Archive for the ‘Official Information Act’ Category

OIA lessons for the media

February 28, 2010

Dominion Post columnist Tracy Watkins has an interesting column that explains how the details of spending on ministerial credit cards were made public. The information was released following an Official Information Act (OIA) request made by the media. Watkins explains that on this occasion copies of ministerial credit card statements were provided to the media. Previously it seems that the media were only provided with summaries of overall spending:

Requests under the Official Information Act for ministers’ credit card expenses have been made before. But what was new about this week’s release was the manner in which the information was provided. Minister’s credit card statements were supplied in their unvarnished form. Identical requests under the former government garnered nothing like the same level of disclosure; the information was supplied in table form, with totals ascribed to each minister and little more. The only checks that could be made were phone calls to individual ministers, asking them for an explanation as to why they had run up a particularly large bill in comparison to others.

Commenting on the article, David Farrar suggests that the Dominion Post could reveal the exact wording of the request so that others may use it in future.

While that is a helpful suggestion, as far as I can tell the media (or anyone else) could previously have requested copies of ministerial credit card statements. That is because the Official Information Act 1982 allows the person requesting official information to request that the information be provided in a certain format.

Section 16(1) of the OIA says that where information is requested that is comprised in a document, the information can be made available in a number of ways, including:

(a) by giving the person a reasonable opportunity to inspect the document; or

(b) by providing the person with a copy of the document; or

(e) by giving an excerpt or summary of the contents; or

It would seem from Watkins’ column that in the past Internal Affairs chose to respond to requests for details of ministerial spending by providing a summary of spending.

However, section 16(2) of the OIA provides that subject to a provision about the deletion of information where there is a good reason for withholding it, the Minister or Crown organisation responding to the request “shall make the information available in the way preferred by the person requesting it”. The information can only be provided in a different format if providing the information in the way requested would (section 16(2)):

(a) impair efficient administration; or

(b) be contrary to any legal duty of the department or Minister of the Crown or organisation in respect of the document; or

(c) prejudice the interests protected by section 6 or section 7 or section 9 and (in the case of the interests protected by section 9) there is no countervailing public interest.

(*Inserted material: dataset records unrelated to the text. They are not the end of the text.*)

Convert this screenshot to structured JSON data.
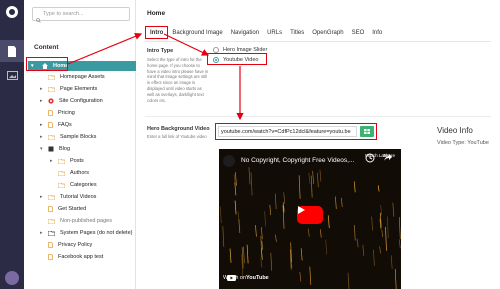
{
  "search": {
    "placeholder": "Type to search..."
  },
  "tree": {
    "heading": "Content",
    "items": [
      {
        "label": "Home",
        "icon": "home-icon",
        "color": "#ffffff"
      },
      {
        "label": "Homepage Assets",
        "icon": "folder-icon",
        "color": "#e8a640"
      },
      {
        "label": "Page Elements",
        "icon": "folder-icon",
        "color": "#e8a640"
      },
      {
        "label": "Site Configuration",
        "icon": "settings-icon",
        "color": "#e3342f"
      },
      {
        "label": "Pricing",
        "icon": "page-icon",
        "color": "#e8a640"
      },
      {
        "label": "FAQs",
        "icon": "page-icon",
        "color": "#e8a640"
      },
      {
        "label": "Sample Blocks",
        "icon": "folder-icon",
        "color": "#e8a640"
      },
      {
        "label": "Blog",
        "icon": "book-icon",
        "color": "#333333"
      },
      {
        "label": "Posts",
        "icon": "folder-icon",
        "color": "#e8a640"
      },
      {
        "label": "Authors",
        "icon": "folder-icon",
        "color": "#e8a640"
      },
      {
        "label": "Categories",
        "icon": "folder-icon",
        "color": "#e8a640"
      },
      {
        "label": "Tutorial Videos",
        "icon": "folder-icon",
        "color": "#e8a640"
      },
      {
        "label": "Get Started",
        "icon": "page-icon",
        "color": "#e8a640"
      },
      {
        "label": "Non-published pages",
        "icon": "folder-icon",
        "color": "#e8a640"
      },
      {
        "label": "System Pages (do not delete)",
        "icon": "folder-icon",
        "color": "#333333"
      },
      {
        "label": "Privacy Policy",
        "icon": "page-icon",
        "color": "#e8a640"
      },
      {
        "label": "Facebook app test",
        "icon": "page-icon",
        "color": "#e8a640"
      }
    ]
  },
  "page": {
    "title": "Home",
    "tabs": [
      "Intro",
      "Background Image",
      "Navigation",
      "URLs",
      "Titles",
      "OpenGraph",
      "SEO",
      "Info"
    ],
    "active_tab": "Intro"
  },
  "intro": {
    "label": "Intro Type",
    "help": "Select the type of intro for the home page. If you choose to have a video intro please have in mind that Image settings are still in effect since an image is displayed until video starts as well as overlays, dark/light text colors etc.",
    "options": [
      "Hero Image Slider",
      "Youtube Video"
    ],
    "selected": "Youtube Video"
  },
  "hero_video": {
    "label": "Hero Background Video",
    "help": "Enter a full link of Youtube video",
    "url": "youtube.com/watch?v=CdfPc12dcl&feature=youtu.be"
  },
  "video_info": {
    "title": "Video Info",
    "type_text": "Video Type: YouTube"
  },
  "player": {
    "title": "No Copyright, Copyright Free Videos,...",
    "watch_later": "Watch Later",
    "share": "Share",
    "watch_on": "Watch on",
    "youtube": "YouTube"
  },
  "colors": {
    "accent": "#3a9aa2",
    "highlight": "#e3000f",
    "rail": "#2b2b45"
  }
}
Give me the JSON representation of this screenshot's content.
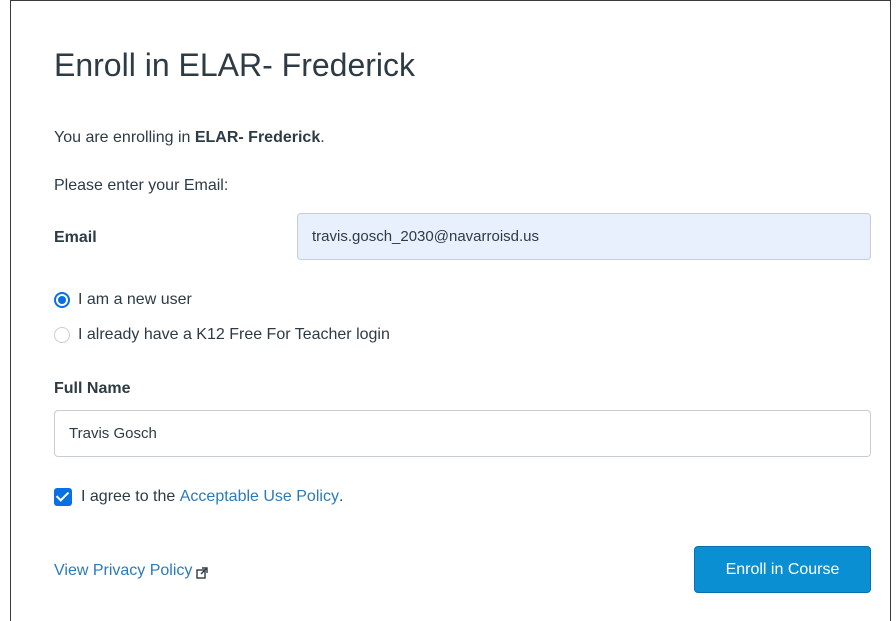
{
  "page": {
    "title": "Enroll in ELAR- Frederick"
  },
  "intro": {
    "prefix": "You are enrolling in ",
    "course_name": "ELAR- Frederick",
    "suffix": "."
  },
  "email_prompt": "Please enter your Email:",
  "email": {
    "label": "Email",
    "value": "travis.gosch_2030@navarroisd.us"
  },
  "user_type": {
    "options": [
      {
        "label": "I am a new user",
        "selected": true
      },
      {
        "label": "I already have a K12 Free For Teacher login",
        "selected": false
      }
    ]
  },
  "full_name": {
    "label": "Full Name",
    "value": "Travis Gosch"
  },
  "agreement": {
    "prefix": "I agree to the ",
    "link_text": "Acceptable Use Policy",
    "suffix": ".",
    "checked": true
  },
  "footer": {
    "privacy_link": "View Privacy Policy",
    "enroll_button": "Enroll in Course"
  },
  "colors": {
    "accent": "#0770e3",
    "link": "#2b7abc",
    "button": "#0b8fd3",
    "autofill_bg": "#e8f0fe"
  },
  "icons": {
    "external_link": "external-link-icon"
  }
}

I think that it would be difficult to rely on any of those grounds to refuse releasing copies of the actual ministerial credit card statements.

I wonder if media organisations previously said that they wanted copies of ministerial credit card statements or if they simply asked for details of ministerial spending. I suspect they may just have asked for details of spending. Perhaps after this incident they will be encouraged to ask for original documents more often when making future OIA requests.